4.10. Blijkens de gedingstukken hanteerde het College ten tijde van het besluit van 2 maart 2006 de beleidsregel dat in beginsel steeds van de bevoegdheid tot terugvordering wordt gebruik gemaakt en dat daarvan wordt afgezien indien daarvoor dringende redenen aanwezig zijn. Van dringende redenen is sprake indien de terugvordering ernstige (of onaanvaardbare) gevolgen heeft voor het lichamelijk of geestelijk welzijn van belanghebbende. Daarvan is niet gebleken. Het College heeft gehandeld overeenkomstig zijn beleidsregels ter zake van terugvordering op basis van de artikelen 58 en 59 van de WWB. In hetgeen appellante heeft aangevoerd ziet de Raad geen grond voor het oordeel dat het College met toepassing van artikel 4:84 (slot) van de Awb, in afwijking van de beleidsregels, (geheel of gedeeltelijk) van terugvordering had moeten afzien.
4.11. Uit het voorgaande volgt dat het hoger beroep niet slaagt, zodat de aangevallen uitspraak voor zover aangevochten voor bevestiging in aanmerking komt.
5. De Raad ziet geen aanleiding voor een veroordeling in de proceskosten
De Centrale Raad van Beroep;
Bevestigt de aangevallen uitspraak voor zover aangevochten.
Deze uitspraak is gedaan door A.B.J. van der Ham als voorzitter en J.N.A. Bootsma en O.L.H.W.I. Korte als leden, in tegenwoordigheid van A. Badermann als griffier. De beslissing is uitgesproken in het openbaar op 30 juni 2009.

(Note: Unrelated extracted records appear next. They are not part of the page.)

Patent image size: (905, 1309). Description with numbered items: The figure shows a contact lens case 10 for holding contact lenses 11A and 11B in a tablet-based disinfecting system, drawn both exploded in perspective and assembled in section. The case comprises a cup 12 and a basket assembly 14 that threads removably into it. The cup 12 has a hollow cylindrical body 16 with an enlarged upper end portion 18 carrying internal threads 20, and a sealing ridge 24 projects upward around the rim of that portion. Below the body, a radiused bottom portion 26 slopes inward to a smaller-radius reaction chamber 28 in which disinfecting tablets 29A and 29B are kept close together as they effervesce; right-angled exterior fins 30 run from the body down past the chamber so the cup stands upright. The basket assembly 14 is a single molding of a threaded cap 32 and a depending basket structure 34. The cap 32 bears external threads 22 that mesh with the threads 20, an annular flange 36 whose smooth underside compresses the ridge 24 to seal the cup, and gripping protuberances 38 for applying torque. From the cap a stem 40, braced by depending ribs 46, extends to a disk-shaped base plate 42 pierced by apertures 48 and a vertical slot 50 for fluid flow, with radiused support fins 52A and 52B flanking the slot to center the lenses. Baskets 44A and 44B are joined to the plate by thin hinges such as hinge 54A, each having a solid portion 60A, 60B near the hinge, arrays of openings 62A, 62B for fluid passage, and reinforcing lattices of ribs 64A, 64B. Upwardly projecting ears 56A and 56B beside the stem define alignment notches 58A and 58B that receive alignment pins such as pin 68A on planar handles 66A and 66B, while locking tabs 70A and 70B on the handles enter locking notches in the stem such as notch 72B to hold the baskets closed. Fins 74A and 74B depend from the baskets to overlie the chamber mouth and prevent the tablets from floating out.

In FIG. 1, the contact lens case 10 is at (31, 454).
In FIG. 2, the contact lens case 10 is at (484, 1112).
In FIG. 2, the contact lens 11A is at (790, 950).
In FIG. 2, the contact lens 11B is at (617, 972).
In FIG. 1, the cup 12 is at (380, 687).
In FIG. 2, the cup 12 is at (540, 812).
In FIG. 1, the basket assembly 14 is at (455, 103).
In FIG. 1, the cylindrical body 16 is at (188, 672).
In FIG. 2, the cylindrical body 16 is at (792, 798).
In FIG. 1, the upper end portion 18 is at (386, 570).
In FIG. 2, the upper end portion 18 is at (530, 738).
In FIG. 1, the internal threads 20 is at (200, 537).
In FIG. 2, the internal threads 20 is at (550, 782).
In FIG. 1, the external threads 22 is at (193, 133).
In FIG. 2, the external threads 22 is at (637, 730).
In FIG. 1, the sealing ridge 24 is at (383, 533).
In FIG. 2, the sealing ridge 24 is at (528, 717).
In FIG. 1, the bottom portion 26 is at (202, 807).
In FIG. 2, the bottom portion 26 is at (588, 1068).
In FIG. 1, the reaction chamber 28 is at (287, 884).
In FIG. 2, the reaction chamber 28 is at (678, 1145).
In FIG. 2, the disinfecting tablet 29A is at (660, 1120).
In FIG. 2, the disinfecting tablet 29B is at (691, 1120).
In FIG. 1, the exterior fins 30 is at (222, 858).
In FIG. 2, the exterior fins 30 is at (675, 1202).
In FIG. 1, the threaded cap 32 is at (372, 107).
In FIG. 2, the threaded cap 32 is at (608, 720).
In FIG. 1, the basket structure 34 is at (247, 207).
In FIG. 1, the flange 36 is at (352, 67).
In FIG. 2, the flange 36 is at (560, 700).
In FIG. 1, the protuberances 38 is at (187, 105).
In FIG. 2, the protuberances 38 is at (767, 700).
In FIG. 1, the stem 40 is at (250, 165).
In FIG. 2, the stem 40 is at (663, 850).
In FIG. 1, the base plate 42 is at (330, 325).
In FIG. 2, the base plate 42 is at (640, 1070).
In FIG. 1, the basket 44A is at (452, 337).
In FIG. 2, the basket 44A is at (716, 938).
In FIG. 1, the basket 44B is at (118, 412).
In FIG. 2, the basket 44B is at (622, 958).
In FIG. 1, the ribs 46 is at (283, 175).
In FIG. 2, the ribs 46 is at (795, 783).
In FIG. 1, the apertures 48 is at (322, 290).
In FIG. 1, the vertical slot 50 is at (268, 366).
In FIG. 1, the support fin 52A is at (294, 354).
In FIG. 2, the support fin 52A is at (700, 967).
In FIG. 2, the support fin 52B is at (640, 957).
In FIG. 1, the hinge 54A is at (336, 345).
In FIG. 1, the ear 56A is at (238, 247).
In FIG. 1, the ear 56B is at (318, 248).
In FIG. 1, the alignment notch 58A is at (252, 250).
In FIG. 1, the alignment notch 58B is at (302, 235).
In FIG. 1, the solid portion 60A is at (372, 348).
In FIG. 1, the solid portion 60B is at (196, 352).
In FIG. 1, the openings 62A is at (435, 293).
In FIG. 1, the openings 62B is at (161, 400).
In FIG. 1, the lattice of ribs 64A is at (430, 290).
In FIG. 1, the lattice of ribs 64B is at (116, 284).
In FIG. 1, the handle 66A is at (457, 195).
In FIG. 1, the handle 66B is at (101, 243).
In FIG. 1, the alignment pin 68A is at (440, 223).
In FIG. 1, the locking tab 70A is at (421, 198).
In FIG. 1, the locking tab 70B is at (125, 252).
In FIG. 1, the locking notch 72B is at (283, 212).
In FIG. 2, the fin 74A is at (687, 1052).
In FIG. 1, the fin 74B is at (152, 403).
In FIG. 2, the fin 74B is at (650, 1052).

(get.) A.B.J. van der Ham.
Tegen deze uitspraak kunnen partijen binnen zes weken na de datum van verzending beroep in cassatie instellen bij de Hoge Raad der Nederlanden (Postbus 20303, 2500 EH
’s-Gravenhage) ter zake van schending of verkeerde toepassing van bepalingen inzake het begrip gezamenlijke huishouding.